The Bangor space’s solely remaining ski space is up on the market.
New Hermon Mountain ski space was listed for $5 million on Could 25, in accordance with Jessica Wiltbank, an agent with SVN The Masiello Group, who’s brokering the sale.
The 67.5-acre ski space, which closed for the season in March, is the one one within the Bangor space that also gives downhill snowboarding after a handful of different ski areas in Dedham, Newburgh and Winterport, in addition to the Essex Avenue hill in Bangor, closed or had been deserted many years in the past.
The Hermon ski space on Newburgh Highway first opened to the general public in 1960, when it had T-bar lifts and a primitive log cabin, in accordance with Wiltbank.

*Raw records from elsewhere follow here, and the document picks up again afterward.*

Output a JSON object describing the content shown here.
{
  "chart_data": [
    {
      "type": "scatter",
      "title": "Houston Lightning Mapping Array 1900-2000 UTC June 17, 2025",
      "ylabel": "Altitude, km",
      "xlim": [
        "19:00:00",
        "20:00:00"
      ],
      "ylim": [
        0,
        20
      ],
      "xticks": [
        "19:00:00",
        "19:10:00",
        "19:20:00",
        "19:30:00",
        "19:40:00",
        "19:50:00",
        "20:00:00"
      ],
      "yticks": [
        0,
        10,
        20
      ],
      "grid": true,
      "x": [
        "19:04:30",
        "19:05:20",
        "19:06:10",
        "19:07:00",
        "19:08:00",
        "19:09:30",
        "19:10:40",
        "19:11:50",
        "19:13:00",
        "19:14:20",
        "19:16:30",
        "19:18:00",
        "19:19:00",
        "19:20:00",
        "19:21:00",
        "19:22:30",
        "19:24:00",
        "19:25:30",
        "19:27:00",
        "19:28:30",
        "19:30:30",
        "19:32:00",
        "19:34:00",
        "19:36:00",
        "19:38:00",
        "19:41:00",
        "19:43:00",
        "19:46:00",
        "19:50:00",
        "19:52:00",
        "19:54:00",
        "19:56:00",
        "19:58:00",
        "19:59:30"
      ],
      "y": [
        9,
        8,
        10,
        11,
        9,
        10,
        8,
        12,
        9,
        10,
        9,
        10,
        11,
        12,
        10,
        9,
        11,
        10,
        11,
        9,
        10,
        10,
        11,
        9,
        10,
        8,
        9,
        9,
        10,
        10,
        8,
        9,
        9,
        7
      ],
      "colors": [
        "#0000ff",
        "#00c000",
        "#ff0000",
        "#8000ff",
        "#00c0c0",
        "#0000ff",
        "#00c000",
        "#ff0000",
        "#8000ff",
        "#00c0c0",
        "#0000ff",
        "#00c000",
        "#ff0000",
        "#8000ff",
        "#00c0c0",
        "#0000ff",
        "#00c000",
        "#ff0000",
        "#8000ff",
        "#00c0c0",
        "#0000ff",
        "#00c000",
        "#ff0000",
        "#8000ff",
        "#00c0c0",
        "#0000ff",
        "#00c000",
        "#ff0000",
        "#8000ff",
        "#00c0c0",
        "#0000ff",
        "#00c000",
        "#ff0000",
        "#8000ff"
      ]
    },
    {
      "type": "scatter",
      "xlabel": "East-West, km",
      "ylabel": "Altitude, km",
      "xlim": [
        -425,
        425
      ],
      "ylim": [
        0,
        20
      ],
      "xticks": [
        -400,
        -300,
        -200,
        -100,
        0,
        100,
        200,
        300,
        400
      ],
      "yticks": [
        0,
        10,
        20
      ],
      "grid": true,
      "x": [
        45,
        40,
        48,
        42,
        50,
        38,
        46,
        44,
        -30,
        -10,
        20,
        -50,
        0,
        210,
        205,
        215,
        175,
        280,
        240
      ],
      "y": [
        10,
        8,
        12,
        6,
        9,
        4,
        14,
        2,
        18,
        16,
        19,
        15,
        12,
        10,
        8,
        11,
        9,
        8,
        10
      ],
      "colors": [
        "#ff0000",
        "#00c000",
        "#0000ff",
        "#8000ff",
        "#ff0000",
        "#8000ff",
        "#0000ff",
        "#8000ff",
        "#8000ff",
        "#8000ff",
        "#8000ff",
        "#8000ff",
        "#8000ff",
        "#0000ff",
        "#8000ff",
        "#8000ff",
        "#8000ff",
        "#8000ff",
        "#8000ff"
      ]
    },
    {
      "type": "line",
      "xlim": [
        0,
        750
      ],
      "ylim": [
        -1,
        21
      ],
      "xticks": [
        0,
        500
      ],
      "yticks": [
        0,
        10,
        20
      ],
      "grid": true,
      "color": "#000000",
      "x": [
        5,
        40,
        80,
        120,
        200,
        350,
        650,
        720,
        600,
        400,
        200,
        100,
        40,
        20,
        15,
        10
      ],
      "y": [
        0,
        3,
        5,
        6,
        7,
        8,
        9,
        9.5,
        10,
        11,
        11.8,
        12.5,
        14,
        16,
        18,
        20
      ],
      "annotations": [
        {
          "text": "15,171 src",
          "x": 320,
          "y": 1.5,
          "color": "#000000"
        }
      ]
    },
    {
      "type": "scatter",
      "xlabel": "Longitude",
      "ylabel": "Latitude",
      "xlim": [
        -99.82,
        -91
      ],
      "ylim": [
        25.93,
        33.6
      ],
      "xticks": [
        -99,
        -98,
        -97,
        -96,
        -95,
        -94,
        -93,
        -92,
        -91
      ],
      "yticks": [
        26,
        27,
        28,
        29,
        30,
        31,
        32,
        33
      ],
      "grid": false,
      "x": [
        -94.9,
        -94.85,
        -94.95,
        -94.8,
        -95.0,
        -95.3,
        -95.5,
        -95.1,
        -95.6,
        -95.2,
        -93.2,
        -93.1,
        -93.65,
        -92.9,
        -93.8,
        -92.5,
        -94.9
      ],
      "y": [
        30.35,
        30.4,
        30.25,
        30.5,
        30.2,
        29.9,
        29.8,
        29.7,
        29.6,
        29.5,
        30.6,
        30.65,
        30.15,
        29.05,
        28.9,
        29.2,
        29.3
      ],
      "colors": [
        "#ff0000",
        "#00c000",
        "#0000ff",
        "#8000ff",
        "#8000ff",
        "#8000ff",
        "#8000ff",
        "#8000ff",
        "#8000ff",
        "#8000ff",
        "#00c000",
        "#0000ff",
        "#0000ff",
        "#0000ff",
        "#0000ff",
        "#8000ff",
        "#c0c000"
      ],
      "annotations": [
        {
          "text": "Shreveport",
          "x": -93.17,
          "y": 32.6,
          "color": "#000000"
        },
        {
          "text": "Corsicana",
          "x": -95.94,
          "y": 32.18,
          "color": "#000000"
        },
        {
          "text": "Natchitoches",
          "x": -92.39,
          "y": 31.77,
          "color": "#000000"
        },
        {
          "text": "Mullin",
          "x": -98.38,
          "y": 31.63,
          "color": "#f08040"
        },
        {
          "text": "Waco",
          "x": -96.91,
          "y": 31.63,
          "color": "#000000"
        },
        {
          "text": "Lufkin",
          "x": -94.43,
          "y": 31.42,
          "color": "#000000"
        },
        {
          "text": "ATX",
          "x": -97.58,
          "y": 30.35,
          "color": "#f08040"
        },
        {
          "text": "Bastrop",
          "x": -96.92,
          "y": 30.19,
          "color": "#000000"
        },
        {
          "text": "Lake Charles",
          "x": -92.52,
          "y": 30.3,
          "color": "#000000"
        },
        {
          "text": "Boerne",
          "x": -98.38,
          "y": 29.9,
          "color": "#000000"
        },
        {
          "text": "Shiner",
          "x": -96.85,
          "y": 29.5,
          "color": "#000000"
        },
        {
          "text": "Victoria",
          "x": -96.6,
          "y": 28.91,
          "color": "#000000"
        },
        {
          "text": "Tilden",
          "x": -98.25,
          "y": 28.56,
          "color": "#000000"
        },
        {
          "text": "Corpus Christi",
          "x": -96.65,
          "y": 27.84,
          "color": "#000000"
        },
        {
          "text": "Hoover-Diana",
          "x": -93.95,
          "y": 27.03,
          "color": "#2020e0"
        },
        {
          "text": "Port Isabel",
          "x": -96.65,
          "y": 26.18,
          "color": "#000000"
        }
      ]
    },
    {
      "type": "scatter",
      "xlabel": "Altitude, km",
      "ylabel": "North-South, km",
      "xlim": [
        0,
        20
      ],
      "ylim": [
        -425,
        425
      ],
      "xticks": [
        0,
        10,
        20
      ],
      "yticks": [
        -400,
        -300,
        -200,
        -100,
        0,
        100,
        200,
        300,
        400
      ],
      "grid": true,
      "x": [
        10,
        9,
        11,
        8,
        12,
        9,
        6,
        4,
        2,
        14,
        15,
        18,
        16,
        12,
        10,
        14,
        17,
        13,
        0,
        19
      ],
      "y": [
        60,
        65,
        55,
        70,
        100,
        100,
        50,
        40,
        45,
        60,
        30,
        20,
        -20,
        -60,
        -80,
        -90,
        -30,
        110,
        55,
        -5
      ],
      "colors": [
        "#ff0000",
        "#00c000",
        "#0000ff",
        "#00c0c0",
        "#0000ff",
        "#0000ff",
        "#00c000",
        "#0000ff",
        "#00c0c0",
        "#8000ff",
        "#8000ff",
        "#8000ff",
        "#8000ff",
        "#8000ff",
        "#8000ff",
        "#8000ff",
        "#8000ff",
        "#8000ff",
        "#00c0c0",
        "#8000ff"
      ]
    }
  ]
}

“It was fairly rustic,” she stated.
The Whitcomb household, its present homeowners, purchased it in 1987 and modernized it, putting in a brand new elevate system and tubing hills and including a brand new lodge in 2005. The Hermon ski space additionally gives snowboarding and snowboarding classes.
The homeowners didn’t reply to a message Monday searching for remark.
Wiltbank stated the Whitcombs are nearing retirement and are searching for a brand new proprietor who will spend money on the property and broaden it past its present capability to supply summertime actions.
Ski areas have turn out to be fashionable leisure areas because the pandemic inspired individuals to have interaction in outside actions, although some resorts initially lower capability to accommodate social distancing.
Whereas Hermon Mountain is the one ski resort within the Bangor space, snowboarding is offered within the Moosehead Lake space, the place a volunteer group has run a nonprofit ski space on a part of the location of a longtime ski resort that closed in 2010.
A Rangeley-based developer, Perry Williams, has proposed increasing the world’s ski choices with a $113.5 million ski resort on the longtime resort website in Large Moose Township that will additionally provide resort lodging, a convention heart, taphouse, restaurant and ziplining.
Perry Williams, the developer, has pitched the proposal as a possibility for Piscataquis County that might revitalize the native financial system and supply year-round jobs. Piscataquis County commissioners have beforehand backed the challenge, whereas critics have cited a worry of overdevelopment of their opposition.